Miss McCambridge made an absolutely terrifying moment of her chilling whisper to her husband, Horace, “I hope you die-soon,“ at the end of Act II, despite the potentially embarrassing obviousness of the line and the scene.

An important contribution to the play’s pervading air of urbane immorality was made by Stanley Gordon, who made Regina’s elder brother Benjamin a solid anchor of garrulous voraciousness. He constantly checked the drifting convictions of younger brother Oscar, played as a self-conscious victim of his sister and brother and of his heredity by Edgar Meyer.

The Northern side of the exploiters’ coin was ably represented by Howard Green, whose William Marshall was as slick and callous a Chicago baron as ever politely ground down a worker’s soul.

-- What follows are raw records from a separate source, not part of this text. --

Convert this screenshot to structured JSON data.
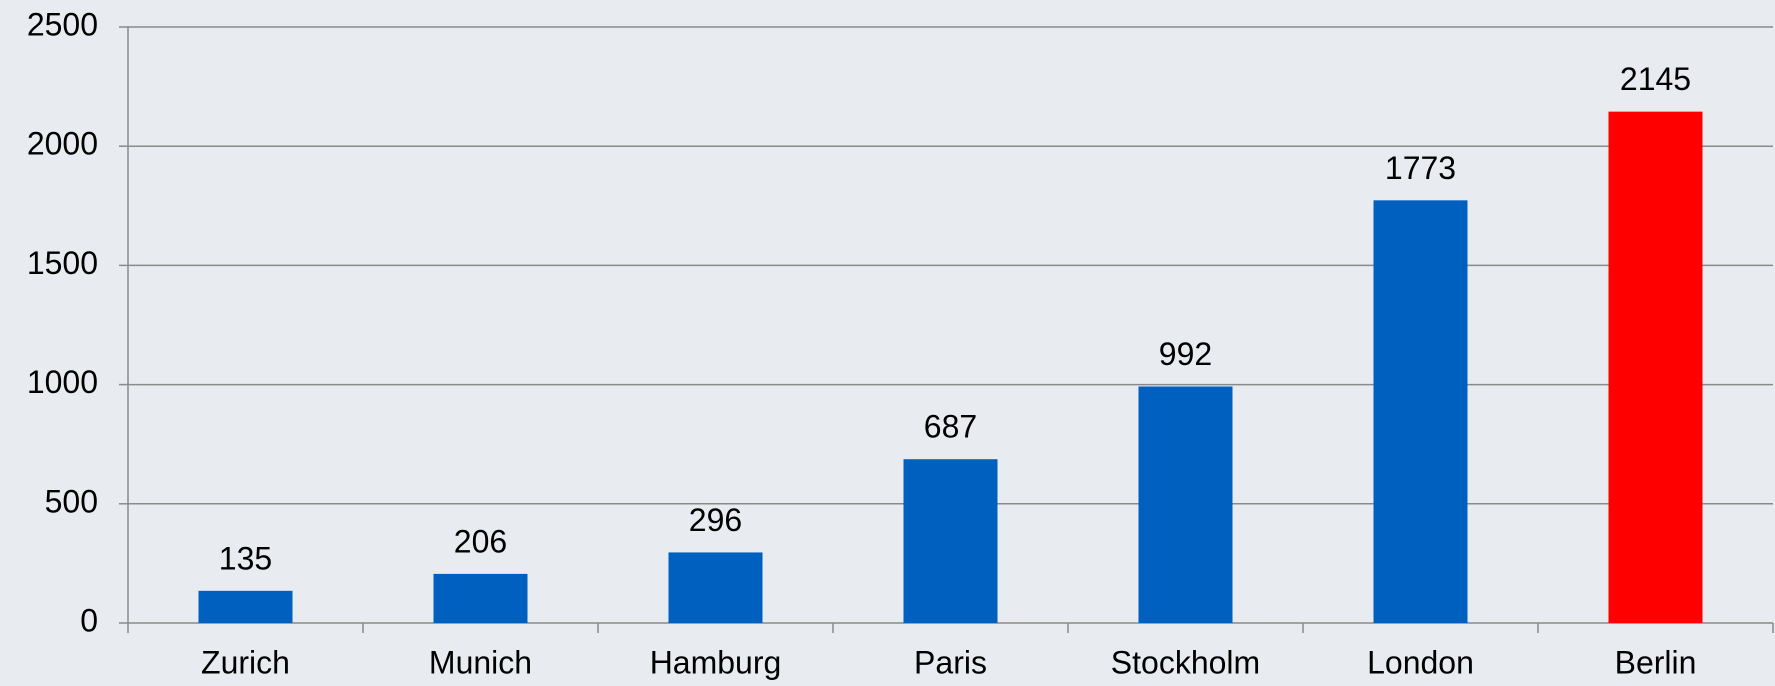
{
  "chart_data": {
    "type": "bar",
    "categories": [
      "Zurich",
      "Munich",
      "Hamburg",
      "Paris",
      "Stockholm",
      "London",
      "Berlin"
    ],
    "values": [
      135,
      206,
      296,
      687,
      992,
      1773,
      2145
    ],
    "colors": [
      "#0060c0",
      "#0060c0",
      "#0060c0",
      "#0060c0",
      "#0060c0",
      "#0060c0",
      "#ff0000"
    ],
    "ylim": [
      0,
      2500
    ],
    "yticks": [
      0,
      500,
      1000,
      1500,
      2000,
      2500
    ],
    "grid": true
  }
}
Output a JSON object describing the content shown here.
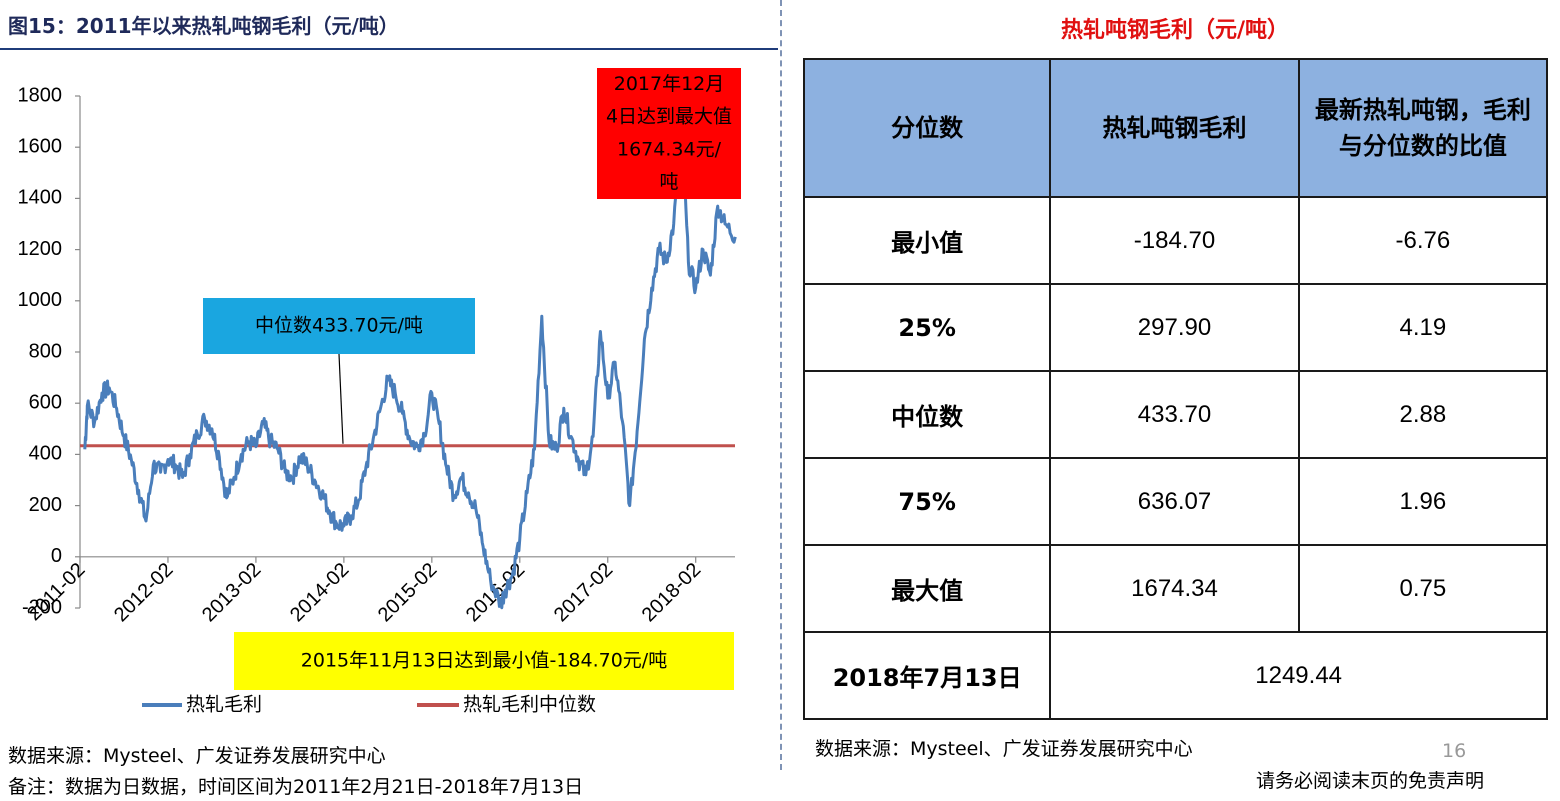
{
  "left_title": "图15：2011年以来热轧吨钢毛利（元/吨）",
  "right_title": "热轧吨钢毛利（元/吨）",
  "chart_data": {
    "type": "line",
    "title": "",
    "xlabel": "",
    "ylabel": "",
    "ylim": [
      -200,
      1800
    ],
    "y_ticks": [
      "1800",
      "1600",
      "1400",
      "1200",
      "1000",
      "800",
      "600",
      "400",
      "200",
      "0",
      "-200"
    ],
    "x_ticks": [
      "2011-02",
      "2012-02",
      "2013-02",
      "2014-02",
      "2015-02",
      "2016-02",
      "2017-02",
      "2018-02"
    ],
    "x_range": [
      "2011-02",
      "2018-07"
    ],
    "series": [
      {
        "name": "热轧毛利",
        "color": "#4a7ebb",
        "points": [
          [
            "2011-02-21",
            420
          ],
          [
            "2011-03",
            590
          ],
          [
            "2011-04",
            530
          ],
          [
            "2011-05",
            640
          ],
          [
            "2011-06",
            660
          ],
          [
            "2011-07",
            580
          ],
          [
            "2011-08",
            470
          ],
          [
            "2011-09",
            380
          ],
          [
            "2011-10",
            260
          ],
          [
            "2011-11",
            140
          ],
          [
            "2011-12",
            360
          ],
          [
            "2012-01",
            330
          ],
          [
            "2012-02",
            380
          ],
          [
            "2012-03",
            360
          ],
          [
            "2012-04",
            310
          ],
          [
            "2012-05",
            400
          ],
          [
            "2012-06",
            480
          ],
          [
            "2012-07",
            540
          ],
          [
            "2012-08",
            500
          ],
          [
            "2012-09",
            390
          ],
          [
            "2012-10",
            230
          ],
          [
            "2012-11",
            310
          ],
          [
            "2012-12",
            400
          ],
          [
            "2013-01",
            450
          ],
          [
            "2013-02",
            430
          ],
          [
            "2013-03",
            520
          ],
          [
            "2013-04",
            450
          ],
          [
            "2013-05",
            420
          ],
          [
            "2013-06",
            330
          ],
          [
            "2013-07",
            310
          ],
          [
            "2013-08",
            390
          ],
          [
            "2013-09",
            360
          ],
          [
            "2013-10",
            300
          ],
          [
            "2013-11",
            250
          ],
          [
            "2013-12",
            180
          ],
          [
            "2014-01",
            130
          ],
          [
            "2014-02",
            120
          ],
          [
            "2014-03",
            160
          ],
          [
            "2014-04",
            220
          ],
          [
            "2014-05",
            350
          ],
          [
            "2014-06",
            460
          ],
          [
            "2014-07",
            580
          ],
          [
            "2014-08",
            690
          ],
          [
            "2014-09",
            640
          ],
          [
            "2014-10",
            560
          ],
          [
            "2014-11",
            460
          ],
          [
            "2014-12",
            430
          ],
          [
            "2015-01",
            480
          ],
          [
            "2015-02",
            640
          ],
          [
            "2015-03",
            520
          ],
          [
            "2015-04",
            350
          ],
          [
            "2015-05",
            240
          ],
          [
            "2015-06",
            310
          ],
          [
            "2015-07",
            250
          ],
          [
            "2015-08",
            190
          ],
          [
            "2015-09",
            40
          ],
          [
            "2015-10",
            -90
          ],
          [
            "2015-11-13",
            -184.7
          ],
          [
            "2015-12",
            -130
          ],
          [
            "2016-01",
            -70
          ],
          [
            "2016-02",
            70
          ],
          [
            "2016-03",
            250
          ],
          [
            "2016-04",
            420
          ],
          [
            "2016-05",
            940
          ],
          [
            "2016-06",
            450
          ],
          [
            "2016-07",
            420
          ],
          [
            "2016-08",
            580
          ],
          [
            "2016-09",
            470
          ],
          [
            "2016-10",
            380
          ],
          [
            "2016-11",
            320
          ],
          [
            "2016-12",
            470
          ],
          [
            "2017-01",
            880
          ],
          [
            "2017-02",
            620
          ],
          [
            "2017-03",
            760
          ],
          [
            "2017-04",
            530
          ],
          [
            "2017-05",
            200
          ],
          [
            "2017-06",
            490
          ],
          [
            "2017-07",
            850
          ],
          [
            "2017-08",
            1050
          ],
          [
            "2017-09",
            1200
          ],
          [
            "2017-10",
            1150
          ],
          [
            "2017-11",
            1300
          ],
          [
            "2017-12-04",
            1674.34
          ],
          [
            "2018-01",
            1150
          ],
          [
            "2018-02",
            1050
          ],
          [
            "2018-03",
            1200
          ],
          [
            "2018-04",
            1100
          ],
          [
            "2018-05",
            1370
          ],
          [
            "2018-06",
            1300
          ],
          [
            "2018-07-13",
            1249.44
          ]
        ]
      },
      {
        "name": "热轧毛利中位数",
        "color": "#c0504d",
        "value": 433.7
      }
    ],
    "annotations": {
      "max_box": "2017年12月4日达到最大值1674.34元/吨",
      "median_box": "中位数433.70元/吨",
      "min_box": "2015年11月13日达到最小值-184.70元/吨"
    },
    "legend": [
      "热轧毛利",
      "热轧毛利中位数"
    ],
    "legend_position": "bottom"
  },
  "table": {
    "headers": [
      "分位数",
      "热轧吨钢毛利",
      "最新热轧吨钢，毛利与分位数的比值"
    ],
    "rows": [
      [
        "最小值",
        "-184.70",
        "-6.76"
      ],
      [
        "25%",
        "297.90",
        "4.19"
      ],
      [
        "中位数",
        "433.70",
        "2.88"
      ],
      [
        "75%",
        "636.07",
        "1.96"
      ],
      [
        "最大值",
        "1674.34",
        "0.75"
      ]
    ],
    "last_row": [
      "2018年7月13日",
      "1249.44"
    ]
  },
  "left_source": "数据来源：Mysteel、广发证券发展研究中心",
  "left_note": "备注：数据为日数据，时间区间为2011年2月21日-2018年7月13日",
  "right_source": "数据来源：Mysteel、广发证券发展研究中心",
  "page_number": "16",
  "disclaimer": "请务必阅读末页的免责声明"
}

Nancy Heusel’s flitty Birdie Hubbard was a wonderful scatterbrain against Regina’s measured business competence. Mrs. Heusel made Birdie the second most pitiable character of the play, after hapless Horace, in a performance every bit as good in its way as was Miss McCambridge’s.

Horace Giddens, played with twisted smiles by Mark O’Daniels, looked progressively more cadaverous as events had their impact upon his failing heart. O’Daniels succeeded in registering the inroads of death while very nearly underplaying his part to create a picture of casual horror that gave the play much of its impact.

Beverly Pemberthy, almost a nonentity for the first two acts, burst forth into a telling characterization of Alexandra Giddens, Horace’s and Regina’s daughter, in Act III. Alexandra’s attack on her mother and her mother’s world, another potentially disastrous scene because of its closeness to melodrama, was given a subdued force by Miss Pemberthy that made it the play’s definitive movement.

Ben Gerard played slow-witted Leo, Oscar’s disappointing son, with a certain slightly impish direction of his own that created comedy relief without side-tracking the drama.

Kent Martin and Frances Foster gave old Negro retainers Cal and Addie a resignation within animation that made them good concrete representatives, for the audience, of what the Hubbard’s must be doing to the society outside the living room.

A fragile play about fragile people who don’t know how precariously perched they are, “The Little Foxes” lacks obvious excitement but becomes a fascinating exposition of character in Drama Season’s restrained production.